The T209 rice test is the worst possible situation for a vacuum pump. By design, vacuum pumps need to be free of contaminants and never EVER allow water in.
So what do we do? We put a container of water and hook it up in line with our pumps. Because we don’t have time to care about a vacuum pump and have more tests to run than there are hours in a day.
How a vacuum pump works
On a rotary vane vacuum pump, a motor turns a driveshaft. Connected to that driveshaft is the image pictured to the left.
1 (pump housing) is the wall of the compression chamber. This is made of a tough material capable of handling pressure.

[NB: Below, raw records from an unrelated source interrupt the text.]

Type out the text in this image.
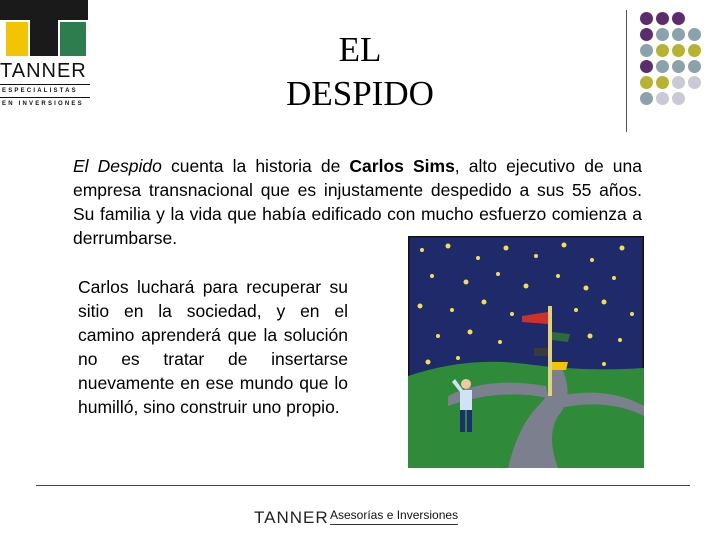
TANNER
ESPECIALISTAS
EN INVERSIONES
EL
DESPIDO
El Despido cuenta la historia de Carlos Sims, alto ejecutivo de una empresa transnacional que es injustamente despedido a sus 55 años. Su familia y la vida que había edificado con mucho esfuerzo comienza a derrumbarse.
Carlos luchará para recuperar su sitio en la sociedad, y en el camino aprenderá que la solución no es tratar de insertarse nuevamente en ese mundo que lo humilló, sino construir uno propio.
TANNER Asesorías e Inversiones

If you have an oil pump, the inside wall is lined with a thin layer of oil.
If you have an oilless pump, the inside wall is usually lined with a carbon-based material.
2 (rotor) is connected to the driveshaft and spins clockwise or counterclockwise depending on your vacuum pump’s setup.
3 (vanes) are pressed along the sides of the pump’s housing by 4(spring) which pushes the vanes against the wall.
The vanes (3) are designed to compress the air in the chamber to a point where the air rushes out of the outlet valve and lower the pressure of the chamber to allow air from the system to rush in.
This all happens mechanically while the unit runs, which is why proper lubrication is important.
Why water is the enemy
Water and lubricants do not play well.
With an oilless vacuum pump, if water gets into the system the lubricant grabs onto it and creates a crud-like coating that will stop the pump from working.
With an oil pump, the water will slowly mix with oil causing performance to drop over time. Normally you will start to see the oil become milky.
Either way, water lowers performance making your startup time last longer and longer until your pump can’t hit the correct pressure.
So naturally, we all don’t want water to enter our vacuum pump so we use a few different techniques to rid the system of water.
The first is using a desiccant or water extraction device of some sort to collect the water before it makes it to the pump.
In our industry, we use a gas drying jar or a Pump Saver. both do the same thing but in different ways.
The second way is so unbelievably simple and yet, almost nobody does it.
Elevate. Your. Pump.
Seriously. Gravity is an amazing tool that everyone should be using. Just by having your vacuum pump above your pycnometer, you can add months of extra runtime to your pump.
We cannot stress this enough, and yet, the majority of labs we visit have their vacuum pumps tucked in a cabinet below everything.
If you use both methods to protect your vacuum pump, you can extend the lifespan of your pump and stop destroying them.